Find ASIC Vendors

Meta Unveils Next-Gen Custom AI Chip

April 13, 2024

Get a Price Quote

Meta has recently unveiled the second generation of its Meta Training and Inference Accelerator (MTIA) custom AI chip. This new chip, developed by Meta (formerly known as Facebook), is specifically designed to cater to memory-bound large language models (LLMs) utilizing transformer frameworks. The introduction of this custom chip aligns with the current trend among data center operators to create their own chips tailored for specific functions.

The architecture of the MTIA chip emphasizes a delicate balance between compute power, memory bandwidth, and memory capacity, particularly for serving ranking and recommendation models. In the realm of inference, the chip is engineered to deliver high utilization even with relatively low batch sizes. By incorporating outsized SRAM compared to traditional GPUs, the MTIA chip can ensure high utilization in scenarios where batch sizes are restricted, while also providing ample compute power for handling larger amounts of potential concurrent work.

The 5nm MTIA accelerator comprises an 8x8 grid of processing elements (PEs) housing 2.35 billion transistors within a die measuring 25.6mm x 16.4mm, or 421mm², in a 50mm x 40mm form factor. These PEs offer significantly enhanced dense compute performance, showcasing a 3.5x improvement over the previous MTIA version, along with a remarkable 7x enhancement in sparse compute performance.

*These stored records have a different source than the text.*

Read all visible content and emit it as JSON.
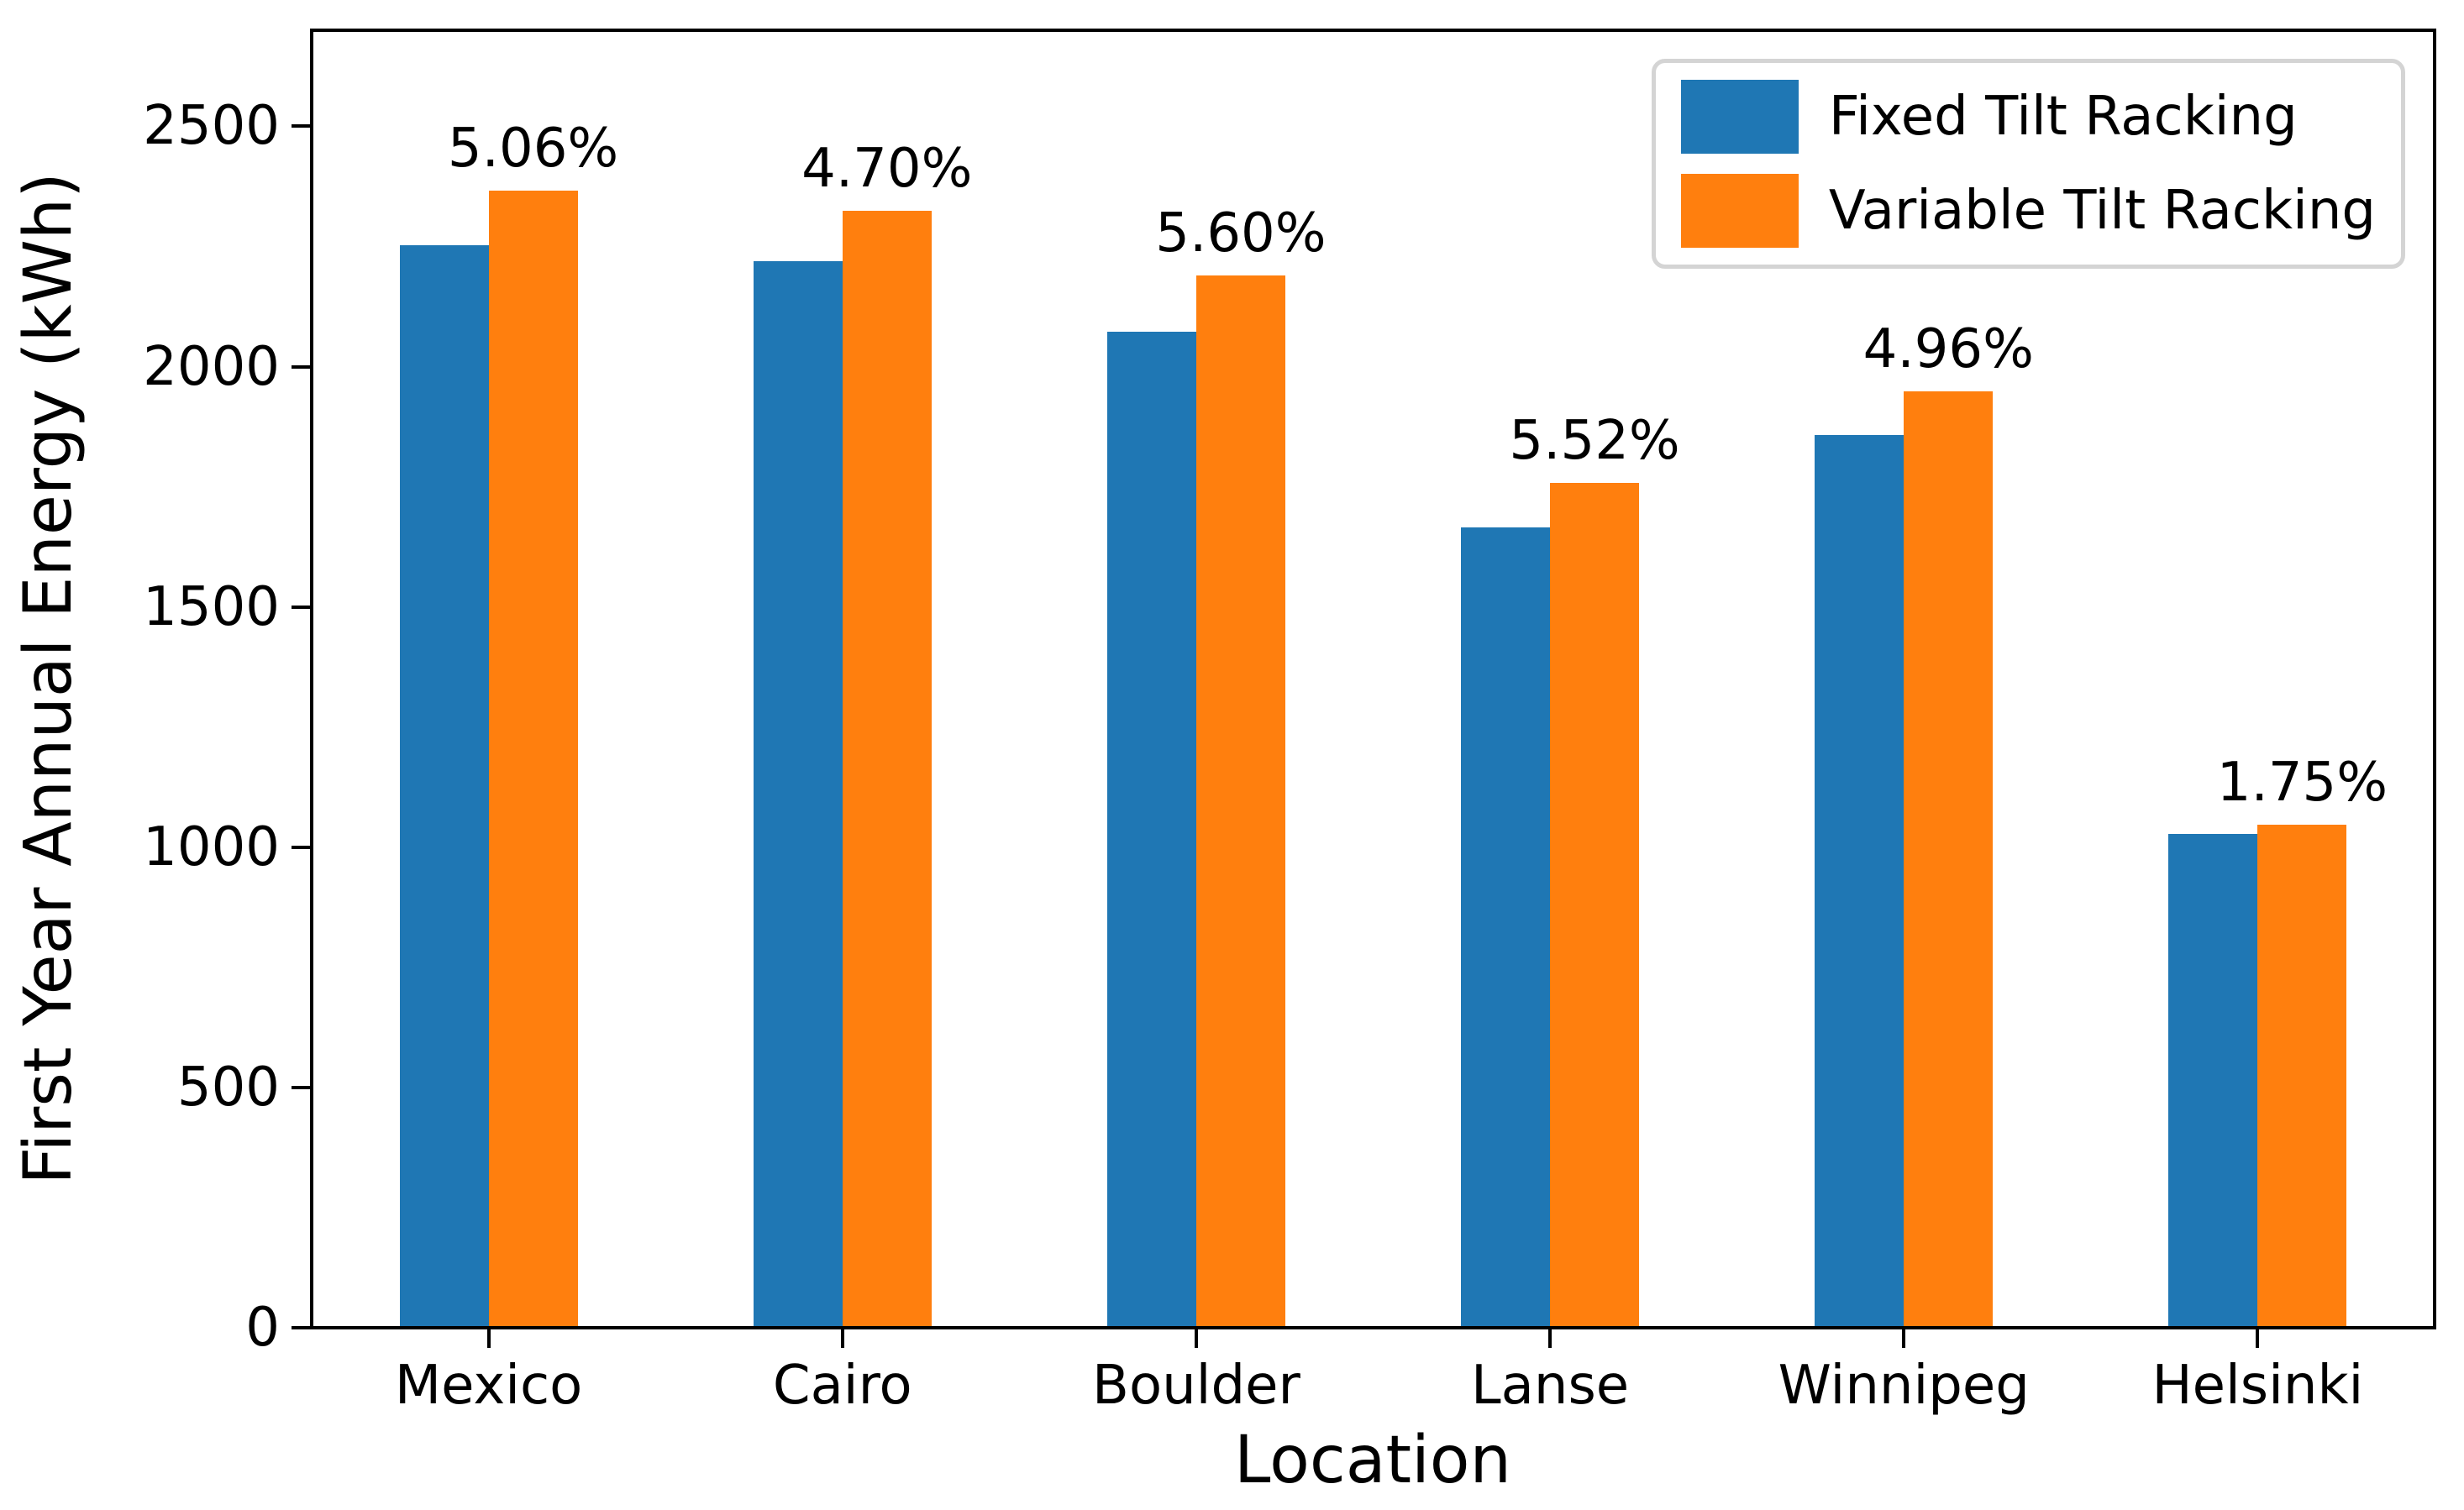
{
  "chart_data": {
    "type": "bar",
    "title": "",
    "xlabel": "Location",
    "ylabel": "First Year Annual Energy (kWh)",
    "categories": [
      "Mexico",
      "Cairo",
      "Boulder",
      "Lanse",
      "Winnipeg",
      "Helsinki"
    ],
    "series": [
      {
        "name": "Fixed Tilt Racking",
        "color": "#1f77b4",
        "values": [
          2253,
          2220,
          2073,
          1666,
          1857,
          1028
        ]
      },
      {
        "name": "Variable Tilt Racking",
        "color": "#ff7f0e",
        "values": [
          2367,
          2324,
          2189,
          1758,
          1949,
          1046
        ]
      }
    ],
    "annotations": [
      "5.06%",
      "4.70%",
      "5.60%",
      "5.52%",
      "4.96%",
      "1.75%"
    ],
    "y_ticks": [
      0,
      500,
      1000,
      1500,
      2000,
      2500
    ],
    "ylim": [
      0,
      2700
    ],
    "grid": false,
    "legend_position": "upper right"
  },
  "legend": {
    "items": [
      {
        "label": "Fixed Tilt Racking",
        "color": "#1f77b4"
      },
      {
        "label": "Variable Tilt Racking",
        "color": "#ff7f0e"
      }
    ]
  },
  "colors": {
    "background": "#ffffff",
    "axis": "#000000",
    "text": "#000000",
    "legend_border": "#d4d4d4"
  }
}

One of the key advancements in the MTIA2 chip is the improved network on chip (NoC) architecture, which doubles the bandwidth and facilitates seamless coordination between different PEs at low latency. These enhancements, coupled with other new features within the PEs, represent crucial technologies that are pivotal to Meta's long-term roadmap for scaling MTIA to handle a broader spectrum of more complex workloads.

Running at 1.35GHz from a 0.85V supply within a 90W thermal envelope, the MTIA2 chip delivers impressive performance metrics of 708 TFLOPS/s (INT8) with a sparse AI model or 354 TFLOPS/s with INT8. The chip is integrated into a rack-based system capable of accommodating up to 72 accelerators, spread across three chassis, each containing 12 boards housing two accelerators each.